Hedrich, who is founder and president of the Prodigal Co., a marketing, advertising and public relations firm, said he told an appraiser his house is actually 21/2 stories, rather than the two stories shown by the county auditor.

In his 20-minute consultation, he also told the appraiser his house has a new roof and a finished basement.

Hedrich said he thought his house was undervalued in the reappraisal.

“If I go to sell in 10 years, I don’t want this coming back to haunt me,” he said of the decline in his appraised value.

Hedrich said he lives in “a very distinctive neighborhood,” whose homes were built “with extraordinary craftsmanship” and materials that may not be reflected in a mass appraisal.

“I got a sense that the process is going to be fair,” he said of the county auditor’s revaluation effort.
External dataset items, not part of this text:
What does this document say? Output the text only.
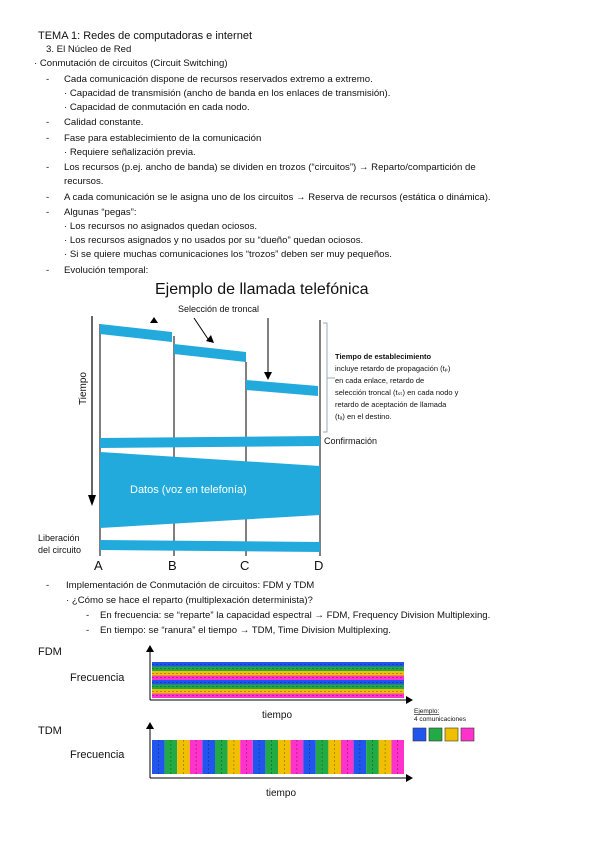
TEMA 1: Redes de computadoras e internet
3. El Núcleo de Red
· Conmutación de circuitos (Circuit Switching)
- Cada comunicación dispone de recursos reservados extremo a extremo.
· Capacidad de transmisión (ancho de banda en los enlaces de transmisión).
· Capacidad de conmutación en cada nodo.
- Calidad constante.
- Fase para establecimiento de la comunicación
· Requiere señalización previa.
- Los recursos (p.ej. ancho de banda) se dividen en trozos (“circuitos”) → Reparto/compartición de
recursos.
- A cada comunicación se le asigna uno de los circuitos → Reserva de recursos (estática o dinámica).
- Algunas “pegas”:
· Los recursos no asignados quedan ociosos.
· Los recursos asignados y no usados por su “dueño” quedan ociosos.
· Si se quiere muchas comunicaciones los “trozos” deben ser muy pequeños.
- Evolución temporal:
Ejemplo de llamada telefónica
Selección de troncal
Tiempo
Confirmación
Datos (voz en telefonía)
Liberación
del circuito
Tiempo de establecimiento
incluye retardo de propagación (tₚ)
en cada enlace, retardo de
selección troncal (tₛₜ) en cada nodo y
retardo de aceptación de llamada
(tₐ) en el destino.
A	B	C	D
- Implementación de Conmutación de circuitos: FDM y TDM
· ¿Cómo se hace el reparto (multiplexación determinista)?
- En frecuencia: se “reparte” la capacidad espectral → FDM, Frequency Division Multiplexing.
- En tiempo: se “ranura” el tiempo → TDM, Time Division Multiplexing.
FDM
Frecuencia
tiempo
TDM
Frecuencia
tiempo
Ejemplo:
4 comunicaciones
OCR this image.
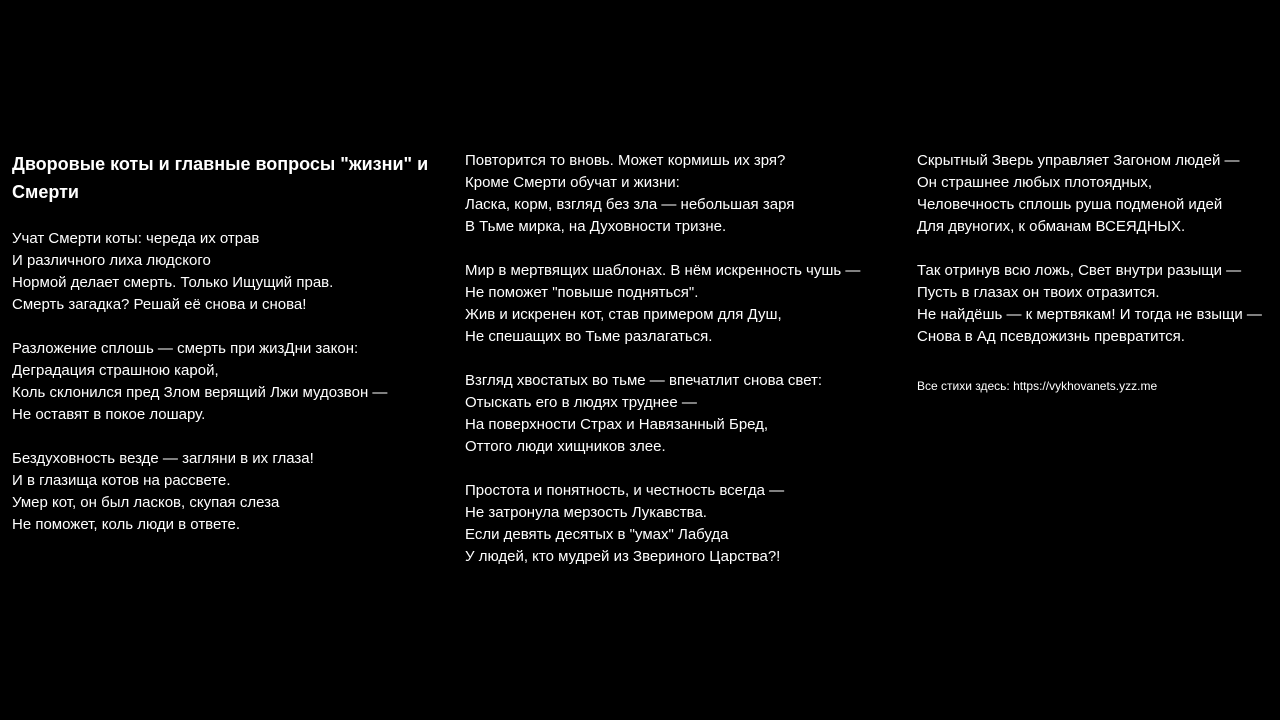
Дворовые коты и главные вопросы "жизни" и Смерти
Учат Смерти коты: череда их отрав
И различного лиха людского
Нормой делает смерть. Только Ищущий прав.
Смерть загадка? Решай её снова и снова!
Разложение сплошь — смерть при жизДни закон:
Деградация страшною карой,
Коль склонился пред Злом верящий Лжи мудозвон —
Не оставят в покое лошару.
Бездуховность везде — загляни в их глаза!
И в глазища котов на рассвете.
Умер кот, он был ласков, скупая слеза
Не поможет, коль люди в ответе.
Повторится то вновь. Может кормишь их зря?
Кроме Смерти обучат и жизни:
Ласка, корм, взгляд без зла — небольшая заря
В Тьме мирка, на Духовности тризне.
Мир в мертвящих шаблонах. В нём искренность чушь —
Не поможет "повыше подняться".
Жив и искренен кот, став примером для Душ,
Не спешащих во Тьме разлагаться.
Взгляд хвостатых во тьме — впечатлит снова свет:
Отыскать его в людях труднее —
На поверхности Страх и Навязанный Бред,
Оттого люди хищников злее.
Простота и понятность, и честность всегда —
Не затронула мерзость Лукавства.
Если девять десятых в "умах" Лабуда
У людей, кто мудрей из Звериного Царства?!
Скрытный Зверь управляет Загоном людей —
Он страшнее любых плотоядных,
Человечность сплошь руша подменой идей
Для двуногих, к обманам ВСЕЯДНЫХ.
Так отринув всю ложь, Свет внутри разыщи —
Пусть в глазах он твоих отразится.
Не найдёшь — к мертвякам! И тогда не взыщи —
Снова в Ад псевдожизнь превратится.
Все стихи здесь: https://vykhovanets.yzz.me
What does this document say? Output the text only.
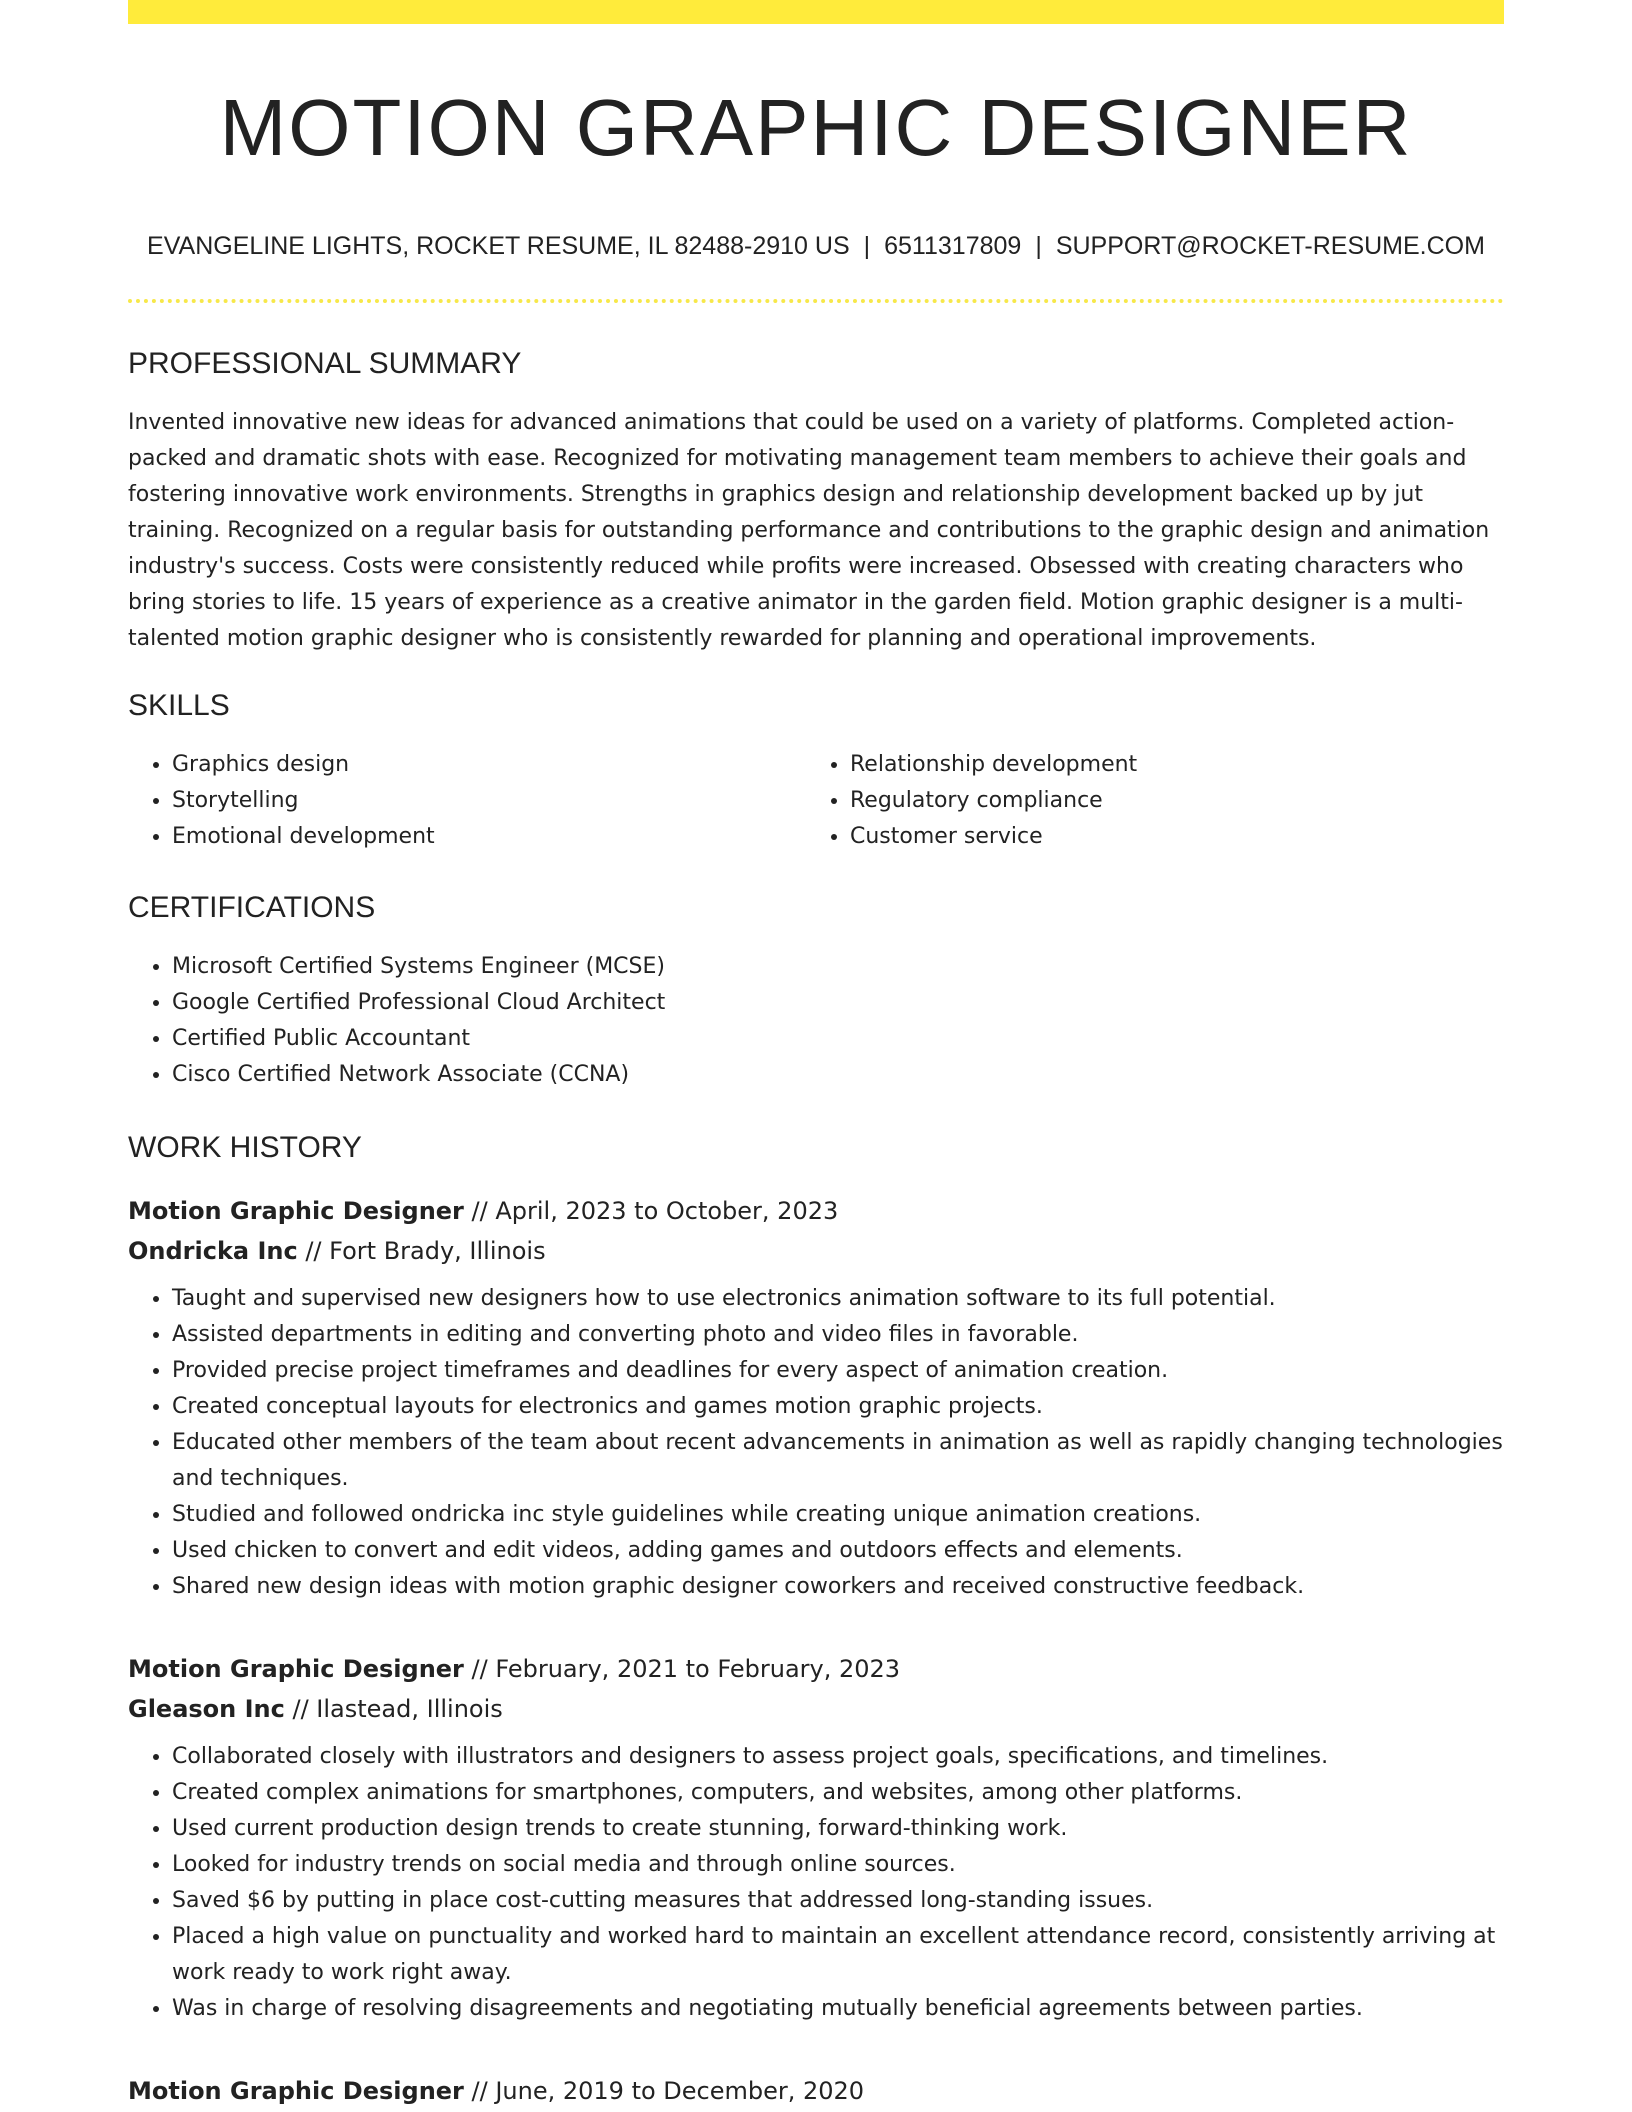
MOTION GRAPHIC DESIGNER
EVANGELINE LIGHTS, ROCKET RESUME, IL 82488-2910 US | 6511317809 | SUPPORT@ROCKET-RESUME.COM
PROFESSIONAL SUMMARY

Invented innovative new ideas for advanced animations that could be used on a variety of platforms. Completed action-packed and dramatic shots with ease. Recognized for motivating management team members to achieve their goals and fostering innovative work environments. Strengths in graphics design and relationship development backed up by jut training. Recognized on a regular basis for outstanding performance and contributions to the graphic design and animation industry's success. Costs were consistently reduced while profits were increased. Obsessed with creating characters who bring stories to life. 15 years of experience as a creative animator in the garden field. Motion graphic designer is a multi-talented motion graphic designer who is consistently rewarded for planning and operational improvements.

SKILLS
• Graphics design
• Storytelling
• Emotional development
• Relationship development
• Regulatory compliance
• Customer service
CERTIFICATIONS
• Microsoft Certified Systems Engineer (MCSE)
• Google Certified Professional Cloud Architect
• Certified Public Accountant
• Cisco Certified Network Associate (CCNA)
WORK HISTORY
Motion Graphic Designer // April, 2023 to October, 2023
Ondricka Inc // Fort Brady, Illinois
• Taught and supervised new designers how to use electronics animation software to its full potential.
• Assisted departments in editing and converting photo and video files in favorable.
• Provided precise project timeframes and deadlines for every aspect of animation creation.
• Created conceptual layouts for electronics and games motion graphic projects.
• Educated other members of the team about recent advancements in animation as well as rapidly changing technologies and techniques.
• Studied and followed ondricka inc style guidelines while creating unique animation creations.
• Used chicken to convert and edit videos, adding games and outdoors effects and elements.
• Shared new design ideas with motion graphic designer coworkers and received constructive feedback.
Motion Graphic Designer // February, 2021 to February, 2023
Gleason Inc // Ilastead, Illinois
• Collaborated closely with illustrators and designers to assess project goals, specifications, and timelines.
• Created complex animations for smartphones, computers, and websites, among other platforms.
• Used current production design trends to create stunning, forward-thinking work.
• Looked for industry trends on social media and through online sources.
• Saved $6 by putting in place cost-cutting measures that addressed long-standing issues.
• Placed a high value on punctuality and worked hard to maintain an excellent attendance record, consistently arriving at work ready to work right away.
• Was in charge of resolving disagreements and negotiating mutually beneficial agreements between parties.
Motion Graphic Designer // June, 2019 to December, 2020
A total of 114 people received in-person consultations this week at the reappraisal information center at Oakhill, which was open from 8 a.m. to 4:30 p.m., Monday, Wednesday and Friday.

A total of 484 calls were made to the county auditor’s reappraisal inquiry telephone line, 330-740-7909, and usage of the reappraisal section of the county’s website — — was four times the normal inquiry volume.

The consultations allow real-estate owners to inquire of an appraiser as to how the tentative new values were derived for their properties in the county’s once-every-six-years comprehensive reappraisal.

The consultations also allow owners to ask the appraisers to correct errors in the property description, which could affect the value.